A multicenter, randomized, double-blinded, placebo-controlled, parallel group trial in adult and pediatric patients evaluated the efficacy of Lamzede over 52 weeks at a dose of 1 mg/kg given weekly as an intravenous infusion. A total of 25 patients were enrolled (14 males, 11 females), including 13 adult patients (age range: ≥18 to 35 years; mean: 25 years) and 12 pediatric patients (age range: ≥6 to <18 years; mean: 11 years); all patients were White. Ethnicity data were not collected. All patients had alphamannosidase activity below 11% of normal and in the range of 8 to 29 µmol/h/mg at baseline. All patients but one were naïve to Lamzede. Fifteen patients (8 adult and 7 pediatric) received Lamzede and 10 patients (5 adult and 5 pediatric) received placebo. All patients completed the trial. The efficacy results for the clinical endpoints assessed at 12 months, 3-minute stair climbing test (3MSCT), 6-minute walking test (6MWT) and forced vital capacity (FVC) (% predicted), favored the Lamzede group and were supported by a reduction in serum oligosaccharide concentration. 

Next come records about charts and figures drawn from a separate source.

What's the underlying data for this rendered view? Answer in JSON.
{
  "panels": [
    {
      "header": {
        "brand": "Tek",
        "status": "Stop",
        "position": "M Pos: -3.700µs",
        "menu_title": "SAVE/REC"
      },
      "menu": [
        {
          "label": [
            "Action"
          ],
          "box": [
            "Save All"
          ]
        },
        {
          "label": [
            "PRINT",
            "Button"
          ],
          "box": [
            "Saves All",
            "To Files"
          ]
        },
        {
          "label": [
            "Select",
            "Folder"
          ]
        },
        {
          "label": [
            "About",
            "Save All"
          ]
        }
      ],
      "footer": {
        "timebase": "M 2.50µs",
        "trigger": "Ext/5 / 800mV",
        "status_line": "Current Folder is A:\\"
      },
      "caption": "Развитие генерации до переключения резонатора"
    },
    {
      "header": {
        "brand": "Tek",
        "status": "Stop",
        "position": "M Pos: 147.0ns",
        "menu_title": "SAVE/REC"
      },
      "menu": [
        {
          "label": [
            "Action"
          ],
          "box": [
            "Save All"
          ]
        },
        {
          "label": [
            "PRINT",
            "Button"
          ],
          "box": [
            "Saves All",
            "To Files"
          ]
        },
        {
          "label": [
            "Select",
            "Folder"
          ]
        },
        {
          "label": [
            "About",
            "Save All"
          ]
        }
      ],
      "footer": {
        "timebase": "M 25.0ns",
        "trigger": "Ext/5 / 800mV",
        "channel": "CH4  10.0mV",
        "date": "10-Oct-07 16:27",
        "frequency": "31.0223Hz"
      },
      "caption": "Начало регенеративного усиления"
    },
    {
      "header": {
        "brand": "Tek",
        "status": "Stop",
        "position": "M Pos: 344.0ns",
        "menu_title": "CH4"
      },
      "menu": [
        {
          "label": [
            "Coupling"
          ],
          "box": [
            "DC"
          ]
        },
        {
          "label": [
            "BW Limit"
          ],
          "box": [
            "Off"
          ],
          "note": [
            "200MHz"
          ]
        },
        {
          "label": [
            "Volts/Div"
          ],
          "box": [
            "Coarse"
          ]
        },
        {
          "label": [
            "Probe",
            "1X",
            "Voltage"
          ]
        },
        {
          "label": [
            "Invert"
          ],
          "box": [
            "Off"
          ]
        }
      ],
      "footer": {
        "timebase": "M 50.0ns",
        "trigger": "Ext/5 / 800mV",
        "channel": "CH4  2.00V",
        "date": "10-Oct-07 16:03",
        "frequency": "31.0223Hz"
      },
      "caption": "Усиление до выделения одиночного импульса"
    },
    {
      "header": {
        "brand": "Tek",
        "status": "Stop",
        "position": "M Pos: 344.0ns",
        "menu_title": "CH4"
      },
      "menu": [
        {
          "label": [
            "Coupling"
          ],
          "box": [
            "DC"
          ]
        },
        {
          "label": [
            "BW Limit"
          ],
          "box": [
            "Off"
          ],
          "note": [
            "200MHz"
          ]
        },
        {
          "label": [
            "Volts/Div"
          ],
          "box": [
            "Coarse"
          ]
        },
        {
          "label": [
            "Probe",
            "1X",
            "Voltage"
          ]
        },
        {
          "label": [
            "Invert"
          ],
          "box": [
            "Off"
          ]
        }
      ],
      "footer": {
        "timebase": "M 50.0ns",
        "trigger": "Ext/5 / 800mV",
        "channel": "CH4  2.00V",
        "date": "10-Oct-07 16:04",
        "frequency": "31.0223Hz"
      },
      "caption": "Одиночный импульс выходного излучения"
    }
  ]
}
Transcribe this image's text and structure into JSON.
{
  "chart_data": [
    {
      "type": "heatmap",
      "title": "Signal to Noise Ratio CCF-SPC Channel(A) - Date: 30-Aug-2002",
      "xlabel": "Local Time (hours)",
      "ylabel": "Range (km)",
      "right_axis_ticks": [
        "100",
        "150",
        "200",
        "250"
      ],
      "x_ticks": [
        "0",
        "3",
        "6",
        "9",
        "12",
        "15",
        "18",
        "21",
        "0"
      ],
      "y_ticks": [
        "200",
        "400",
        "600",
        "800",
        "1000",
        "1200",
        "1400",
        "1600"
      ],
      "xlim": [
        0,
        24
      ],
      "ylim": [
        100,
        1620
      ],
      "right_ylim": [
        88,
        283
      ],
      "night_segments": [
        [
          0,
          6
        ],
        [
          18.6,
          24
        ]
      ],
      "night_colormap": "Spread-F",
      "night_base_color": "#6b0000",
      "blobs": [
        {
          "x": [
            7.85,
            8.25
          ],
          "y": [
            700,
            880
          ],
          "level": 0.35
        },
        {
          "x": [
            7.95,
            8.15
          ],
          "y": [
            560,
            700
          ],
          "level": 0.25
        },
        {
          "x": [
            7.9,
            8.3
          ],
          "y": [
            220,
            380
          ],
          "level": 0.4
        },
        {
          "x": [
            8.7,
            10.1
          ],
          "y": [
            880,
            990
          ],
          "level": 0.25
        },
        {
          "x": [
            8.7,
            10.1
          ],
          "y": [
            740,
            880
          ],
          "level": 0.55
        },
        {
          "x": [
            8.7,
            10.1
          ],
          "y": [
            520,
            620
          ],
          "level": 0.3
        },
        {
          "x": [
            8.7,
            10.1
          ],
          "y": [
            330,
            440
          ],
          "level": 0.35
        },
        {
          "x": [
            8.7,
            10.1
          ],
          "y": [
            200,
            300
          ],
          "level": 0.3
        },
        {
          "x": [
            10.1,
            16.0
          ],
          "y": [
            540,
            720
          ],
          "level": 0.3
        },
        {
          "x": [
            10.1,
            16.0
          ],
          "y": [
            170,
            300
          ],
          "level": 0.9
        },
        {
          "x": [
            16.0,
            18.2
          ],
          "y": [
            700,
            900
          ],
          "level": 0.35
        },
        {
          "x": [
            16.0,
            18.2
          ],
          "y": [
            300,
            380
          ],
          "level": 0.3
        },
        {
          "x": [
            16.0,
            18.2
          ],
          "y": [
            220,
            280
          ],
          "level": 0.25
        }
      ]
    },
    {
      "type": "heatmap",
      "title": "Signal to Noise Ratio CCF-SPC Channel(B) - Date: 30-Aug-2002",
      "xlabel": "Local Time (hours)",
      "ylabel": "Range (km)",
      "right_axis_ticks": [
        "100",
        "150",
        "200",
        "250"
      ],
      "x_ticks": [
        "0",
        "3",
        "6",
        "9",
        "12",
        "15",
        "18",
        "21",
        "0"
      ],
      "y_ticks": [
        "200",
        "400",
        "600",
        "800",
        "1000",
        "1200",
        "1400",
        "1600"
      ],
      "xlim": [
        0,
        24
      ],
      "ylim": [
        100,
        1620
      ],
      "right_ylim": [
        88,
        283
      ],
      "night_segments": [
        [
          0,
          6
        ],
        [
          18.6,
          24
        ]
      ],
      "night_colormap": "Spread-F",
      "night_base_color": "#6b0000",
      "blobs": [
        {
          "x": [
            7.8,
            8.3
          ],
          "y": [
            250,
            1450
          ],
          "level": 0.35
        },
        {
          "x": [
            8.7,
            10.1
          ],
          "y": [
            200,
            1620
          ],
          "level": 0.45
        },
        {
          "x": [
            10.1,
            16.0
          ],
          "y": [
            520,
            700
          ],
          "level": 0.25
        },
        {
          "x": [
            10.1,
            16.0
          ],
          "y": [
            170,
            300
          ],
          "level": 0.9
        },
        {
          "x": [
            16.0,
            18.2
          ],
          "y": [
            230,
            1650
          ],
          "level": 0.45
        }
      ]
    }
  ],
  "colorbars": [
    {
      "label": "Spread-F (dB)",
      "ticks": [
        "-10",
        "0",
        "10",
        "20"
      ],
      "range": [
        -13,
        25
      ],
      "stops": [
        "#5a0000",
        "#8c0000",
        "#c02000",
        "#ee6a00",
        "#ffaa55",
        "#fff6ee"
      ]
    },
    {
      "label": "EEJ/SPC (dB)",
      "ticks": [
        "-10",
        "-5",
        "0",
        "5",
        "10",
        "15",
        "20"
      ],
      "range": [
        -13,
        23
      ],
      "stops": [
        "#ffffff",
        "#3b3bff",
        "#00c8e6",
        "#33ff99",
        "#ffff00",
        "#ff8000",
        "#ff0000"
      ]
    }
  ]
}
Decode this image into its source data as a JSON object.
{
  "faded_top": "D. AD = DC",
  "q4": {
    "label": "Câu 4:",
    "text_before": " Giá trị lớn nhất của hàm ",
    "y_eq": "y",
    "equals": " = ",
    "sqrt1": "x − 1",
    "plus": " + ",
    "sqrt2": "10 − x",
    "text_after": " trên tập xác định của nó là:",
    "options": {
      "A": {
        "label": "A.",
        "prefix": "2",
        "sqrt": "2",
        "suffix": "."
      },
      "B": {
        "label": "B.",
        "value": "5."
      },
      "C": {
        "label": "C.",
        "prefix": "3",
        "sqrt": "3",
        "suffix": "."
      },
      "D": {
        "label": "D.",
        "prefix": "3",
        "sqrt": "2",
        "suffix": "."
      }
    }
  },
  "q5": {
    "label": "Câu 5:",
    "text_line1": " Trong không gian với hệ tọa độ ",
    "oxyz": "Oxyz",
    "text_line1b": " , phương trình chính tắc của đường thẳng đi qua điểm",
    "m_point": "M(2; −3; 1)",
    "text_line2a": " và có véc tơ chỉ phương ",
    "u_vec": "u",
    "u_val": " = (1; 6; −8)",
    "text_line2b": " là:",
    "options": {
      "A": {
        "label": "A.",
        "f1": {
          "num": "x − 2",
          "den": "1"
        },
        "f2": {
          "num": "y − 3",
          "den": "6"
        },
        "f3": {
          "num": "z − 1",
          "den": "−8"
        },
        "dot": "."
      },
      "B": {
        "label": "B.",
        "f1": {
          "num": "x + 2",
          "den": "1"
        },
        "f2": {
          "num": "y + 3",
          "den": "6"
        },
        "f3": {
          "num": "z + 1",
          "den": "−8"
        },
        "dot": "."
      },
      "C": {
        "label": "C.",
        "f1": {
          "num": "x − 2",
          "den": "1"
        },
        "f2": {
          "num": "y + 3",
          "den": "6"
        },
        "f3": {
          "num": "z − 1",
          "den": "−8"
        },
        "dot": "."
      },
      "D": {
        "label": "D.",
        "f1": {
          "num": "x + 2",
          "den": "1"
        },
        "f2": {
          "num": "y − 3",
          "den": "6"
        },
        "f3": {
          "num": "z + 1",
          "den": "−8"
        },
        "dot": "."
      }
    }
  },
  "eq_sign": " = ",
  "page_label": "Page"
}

A single arm trial assessed pediatric alpha-mannosidosis patients less than 6 years of age. All patients had alpha-mannosidase activity below 10% of normal at baseline. The trial enrolled five patients ranging from 3.7 to 5.9 years of age, with a mean age of 4.5 years. Four patients were White, race was not recorded for 1 patient; and 3 were male and 2 were female. Patients received Lamzede 1 mg/kg as intravenous infusion once weekly (4 patients for 24 months, 1 patient for 40 months). The mean (SD) absolute and percentage changes from Baseline for serum oligosaccharides at 24 months were -7.7 (4.27) μmol/L and -65.8% (23.1%) respectively.